There is only one other way in which we can eradicate divorce in this country. That is by killing off all the American women, or colonizing them on some distant island, and importing women from Turkey or China to take their place. That would not wholly eradicate divorce; but it would come nearer it than anything else ever can while this system lasts. Of course, it would put an end to progress, but so would any of the various methods that are proposed of tying down the safety valve – if they succeeded. When American women cease to rebel and become satisfied with slavery, America will take her place among the stagnant and decaying peoples.

"However, it seems unlikely that the established order can ever get the safety valve tied down. The experience of the European nations where divorce is prohibited seems to indicate that such effort is as futile as it is absurd. When women must form indissoluble marriages of convenience they proceed to form other ties of preference. I think I hear you saying that if they had sufficient courage they would rebel openly against the marriages of convenience. They assuredly would, but they can't help being weak, slavish creatures. And so they choose the well-trodden ways of cowardice and hypocrisy instead of the rugged path of revolt. It is so much safer to be a hypocrite than to be a rebel.

"I am inclined to think that we will adept the first method of solving the divorce problem–the only sane method. Already I hear the rumble of the coming revolution – a revolution not of blood and bullets, but of ideas and ballots. The revolution that shall break every yoke and let the oppressed go free.

"Then when women are free and happy their children will be free and happy. If men only knew how much they miss of the joy of life because of the misery of their mothers–but they don't know and never can.

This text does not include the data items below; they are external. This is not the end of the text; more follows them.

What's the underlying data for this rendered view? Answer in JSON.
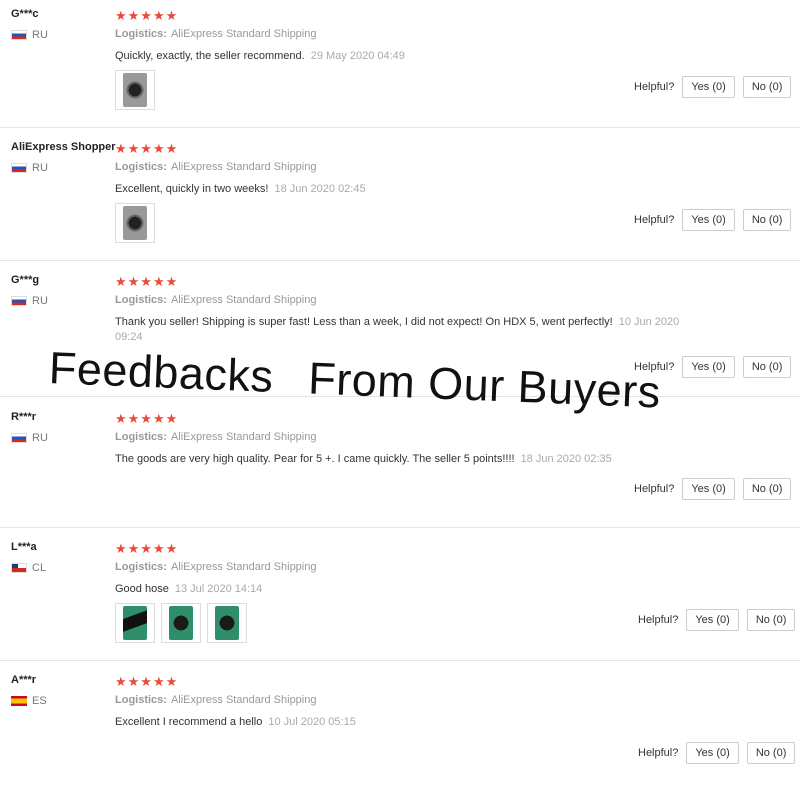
{
  "helpful_label": "Helpful?",
  "overlay": {
    "part1": "Feedbacks",
    "part2": "From Our Buyers"
  },
  "stars_text": "★★★★★",
  "rating_color": "#e94a3a",
  "logistics_label": "Logistics:",
  "reviews": [
    {
      "user": "G***c",
      "country": "RU",
      "flag": "russia-flag-icon",
      "stars": 5,
      "shipping": "AliExpress Standard Shipping",
      "comment": "Quickly, exactly, the seller recommend.",
      "date": "29 May 2020 04:49",
      "photos": 1,
      "yes": "Yes (0)",
      "no": "No (0)"
    },
    {
      "user": "AliExpress Shopper",
      "country": "RU",
      "flag": "russia-flag-icon",
      "stars": 5,
      "shipping": "AliExpress Standard Shipping",
      "comment": "Excellent, quickly in two weeks!",
      "date": "18 Jun 2020 02:45",
      "photos": 1,
      "yes": "Yes (0)",
      "no": "No (0)"
    },
    {
      "user": "G***g",
      "country": "RU",
      "flag": "russia-flag-icon",
      "stars": 5,
      "shipping": "AliExpress Standard Shipping",
      "comment": "Thank you seller! Shipping is super fast! Less than a week, I did not expect! On HDX 5, went perfectly!",
      "date": "10 Jun 2020 09:24",
      "photos": 0,
      "yes": "Yes (0)",
      "no": "No (0)"
    },
    {
      "user": "R***r",
      "country": "RU",
      "flag": "russia-flag-icon",
      "stars": 5,
      "shipping": "AliExpress Standard Shipping",
      "comment": "The goods are very high quality. Pear for 5 +. I came quickly. The seller 5 points!!!!",
      "date": "18 Jun 2020 02:35",
      "photos": 0,
      "yes": "Yes (0)",
      "no": "No (0)"
    },
    {
      "user": "L***a",
      "country": "CL",
      "flag": "chile-flag-icon",
      "stars": 5,
      "shipping": "AliExpress Standard Shipping",
      "comment": "Good hose",
      "date": "13 Jul 2020 14:14",
      "photos": 3,
      "yes": "Yes (0)",
      "no": "No (0)"
    },
    {
      "user": "A***r",
      "country": "ES",
      "flag": "spain-flag-icon",
      "stars": 5,
      "shipping": "AliExpress Standard Shipping",
      "comment": "Excellent I recommend a hello",
      "date": "10 Jul 2020 05:15",
      "photos": 0,
      "yes": "Yes (0)",
      "no": "No (0)"
    }
  ]
}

"When the darkness of ignorance has been lifted from the human mind, when want or the fear of want is no longer the nightmare of the masses, when all men are brothers and all women are sisters, the race will move higher. I do not prophesy perfection; but it is not unreasonable to hope that human beings may at least be as happy as the birds of the air, and as virtuous as the beasts of the field. I am not speaking cynically, but seriously, when I say that that will be a great improvement over their present condition. Sometimes I even dare to dream of perfect harmony and happiness for mankind in the Earthly Paradise. It may be that the dream will come true, but I shall not see it...." With this hope we may as well end the story, for it is pleasanter than any subsequent event in the lives of the people herein described.